Wednesday, January 29, 2014

I thought I was done, but...

I can't get this Snowden thing off my mind lately.  Now, granted... it isn't Snowden so much as it is our own government willingly pushing aside our individual and collective rights to better "protect" us from real or imagined harm... but I'll continue to call it the "Snowden thing" for my own personal convenience.

In one of F Ryan's previous posts, he wrote:

" I can not separate the man into EITHER a genuine whistle blower OR a traitor. He is absolutely both. The former for revealing domestic abuses, the latter for revealing legitimate foreign operations. So again I ask this point blank - why did he collect and leak the details of the NSA's legitimate foreign operations? The people targeted in Pakistan (or even Merkel for that matter, if you want to be technical), are not protected by the 4th Amendment. The NSA committed no abuse and certainly no crime in going after those intercepts. So why'd he leak it?"

When I said I didn't know the answer to questions like this, and that I frankly didn't care, either... it was a legitimate response and not simply a lazy answer or an attempt to piss off F Ryan (which it did...).

The long version is that the details of "why" don't matter to me because I am more and more convinced that far too much has been sacrificed in this country to the altar of "security".  If something has to be lost in our continuing national quest for a world without fear, violence or hatred... I'll keep the personal freedoms and liberties that made us what we are today and risk losing the "edge" in our trade war with China, or Germany, or Israel, or (even) a perceived threat from Pakistan, Saudi Arabia, North Korea, Africa, et al.  If the fundamental principals that made this nation great don't matter anymore, then what do I care about possible threats from Islamabad or Tehran?  Our own government says that I am 7 times more likely to be killed by a local policeman than I am a terrorist, and tens of thousands of times more likely to die in an accidental plane crash than in a terrorist-caused plane crash... but it is an absolute FACT that every text, email, phone call, internet search, video download, et al, is being monitored and stored for future reference to help keep me even safer than I am now.

Even my short answer... the "pat" answer that F Ryan seemed to have wanted... is valid, I think:  I am forced to assume that the "whistle-blower" info that should have been leaked was inseparably wrapped up with the "legitimately secret" info that should not have been leaked.  That actually being the case, I still think it was the right thing to do.  If the left hand is stealing flour so the right hand can make bread for the hungry, is the bread not still ill-gotten?  Is the baker not still a thief?
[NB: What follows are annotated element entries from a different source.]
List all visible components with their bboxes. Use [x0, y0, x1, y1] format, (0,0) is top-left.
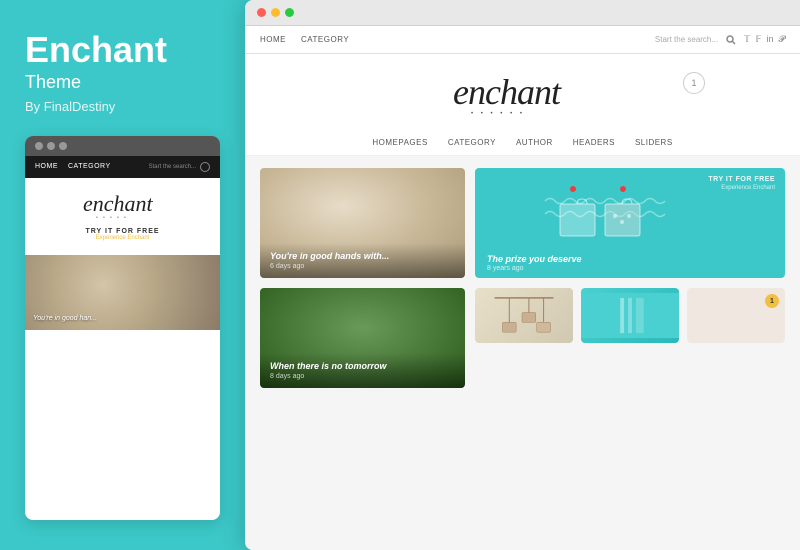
card-teal-cta: TRY IT FOR FREE: [708, 176, 775, 183]
card-plants-title: When there is no tomorrow: [270, 361, 455, 371]
red-dot-1: [570, 186, 576, 192]
mini-preview-card: HOME CATEGORY Start the search... enchan…: [25, 136, 220, 520]
theme-nav-home[interactable]: HOME: [260, 35, 286, 44]
theme-nav: HOME CATEGORY Start the search... 𝕋 𝔽 in…: [245, 26, 800, 54]
linkedin-icon: in: [766, 34, 773, 45]
squiggle-svg: [540, 196, 670, 251]
svg-text:• • • • • •: • • • • • •: [471, 111, 525, 117]
mini-dot-3: [59, 142, 67, 150]
mini-bottom-image: You're in good han...: [25, 255, 220, 330]
card-small-2[interactable]: [581, 288, 679, 343]
card-teal-sub: Experience Enchant: [721, 185, 775, 191]
nav-category[interactable]: CATEGORY: [448, 138, 496, 147]
nav-homepages[interactable]: HOMEPAGES: [372, 138, 427, 147]
chrome-dot-minimize[interactable]: [271, 8, 280, 17]
nav-author[interactable]: AUTHOR: [516, 138, 553, 147]
chrome-dot-close[interactable]: [257, 8, 266, 17]
mini-nav: HOME CATEGORY Start the search...: [25, 156, 220, 178]
theme-nav-category[interactable]: CATEGORY: [301, 35, 349, 44]
main-area: HOME CATEGORY Start the search... 𝕋 𝔽 in…: [245, 0, 800, 550]
grid-row-1: You're in good hands with... 6 days ago: [260, 168, 785, 278]
mini-dot-1: [35, 142, 43, 150]
browser-chrome: [245, 0, 800, 26]
small-cards-row: 1: [475, 288, 785, 334]
pinterest-icon: 𝓟: [779, 34, 786, 45]
theme-logo-svg: enchant • • • • • •: [443, 69, 603, 119]
mini-logo-area: enchant • • • • • TRY IT FOR FREE Experi…: [25, 178, 220, 255]
content-grid: You're in good hands with... 6 days ago: [245, 156, 800, 550]
mini-cta-sub: Experience Enchant: [33, 235, 212, 241]
card-small-2-visual: [581, 288, 679, 343]
mini-search-label: Start the search...: [149, 164, 196, 170]
mini-nav-search: Start the search...: [149, 162, 210, 172]
theme-nav-left: HOME CATEGORY: [260, 35, 349, 44]
theme-nav-right: Start the search... 𝕋 𝔽 in 𝓟: [655, 34, 785, 45]
card-small-1-visual: [475, 288, 573, 343]
card-food-meta: 6 days ago: [270, 263, 455, 270]
card-prize-meta: 8 years ago: [487, 265, 524, 272]
theme-hero: 1 enchant • • • • • •: [245, 54, 800, 132]
nav-sliders[interactable]: SLIDERS: [635, 138, 673, 147]
theme-secondary-nav: HOMEPAGES CATEGORY AUTHOR HEADERS SLIDER…: [245, 132, 800, 156]
card-plants-meta: 8 days ago: [270, 373, 455, 380]
mini-cta-main: TRY IT FOR FREE: [33, 228, 212, 235]
chrome-dot-maximize[interactable]: [285, 8, 294, 17]
card-prize-title: The prize you deserve: [487, 254, 582, 264]
card-teal[interactable]: TRY IT FOR FREE Experience Enchant The p…: [475, 168, 785, 278]
svg-text:• • • • •: • • • • •: [96, 216, 128, 221]
mini-cta: TRY IT FOR FREE Experience Enchant: [33, 226, 212, 247]
theme-social-icons: 𝕋 𝔽 in 𝓟: [744, 34, 785, 45]
mini-nav-home[interactable]: HOME: [35, 163, 58, 170]
sidebar: Enchant Theme By FinalDestiny HOME CATEG…: [0, 0, 245, 550]
facebook-icon: 𝔽: [755, 34, 761, 45]
theme-search-label: Start the search...: [655, 35, 718, 44]
mini-dot-2: [47, 142, 55, 150]
sidebar-author: By FinalDestiny: [25, 99, 220, 114]
card-food-title: You're in good hands with...: [270, 251, 455, 261]
small-cards-container: 1: [475, 288, 785, 388]
mini-nav-category[interactable]: CATEGORY: [68, 163, 111, 170]
theme-preview: HOME CATEGORY Start the search... 𝕋 𝔽 in…: [245, 26, 800, 550]
sidebar-title: Enchant: [25, 30, 220, 70]
mini-image-caption: You're in good han...: [33, 315, 97, 322]
grid-row-2: When there is no tomorrow 8 days ago: [260, 288, 785, 388]
card-plants[interactable]: When there is no tomorrow 8 days ago: [260, 288, 465, 388]
card-food-overlay: You're in good hands with... 6 days ago: [260, 243, 465, 278]
sidebar-subtitle: Theme: [25, 72, 220, 93]
twitter-icon: 𝕋: [744, 34, 750, 45]
mini-dots-bar: [25, 136, 220, 156]
svg-text:enchant: enchant: [453, 72, 562, 112]
red-dot-2: [620, 186, 626, 192]
theme-search-icon[interactable]: [726, 35, 736, 45]
svg-text:enchant: enchant: [83, 191, 154, 216]
card-small-badge: 1: [765, 294, 779, 308]
card-small-1[interactable]: [475, 288, 573, 343]
card-small-3[interactable]: 1: [687, 288, 785, 343]
nav-headers[interactable]: HEADERS: [573, 138, 615, 147]
mini-nav-links: HOME CATEGORY: [35, 163, 111, 170]
mini-search-icon[interactable]: [200, 162, 210, 172]
card-food[interactable]: You're in good hands with... 6 days ago: [260, 168, 465, 278]
notification-badge: 1: [683, 72, 705, 94]
mini-logo-text: enchant • • • • •: [33, 186, 212, 226]
card-plants-overlay: When there is no tomorrow 8 days ago: [260, 353, 465, 388]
And yes, of course I see the parallel here.  Snowden broke the law.  He did it with intent and full knowledge that what he was doing was illegal.  My point all along is that what he did was illegal, but not wrong.  What he did does not fix what was wrong, and it might very well make things worse in the short term... I do not argue that possibility at all.

My question now becomes:

Is this nation, as the bastion of freedom and personal liberty in the world, better today because of what he did, or is it not?  I'm not asking if there was another alternative path that could have been followed... there always is, when looking back through hindsight.  I'm asking if the country (and, frankly, the world) is better off NOW than it was BEFORE Snowden released what he did.

I contend that it is better off now than it was.  He did the right thing.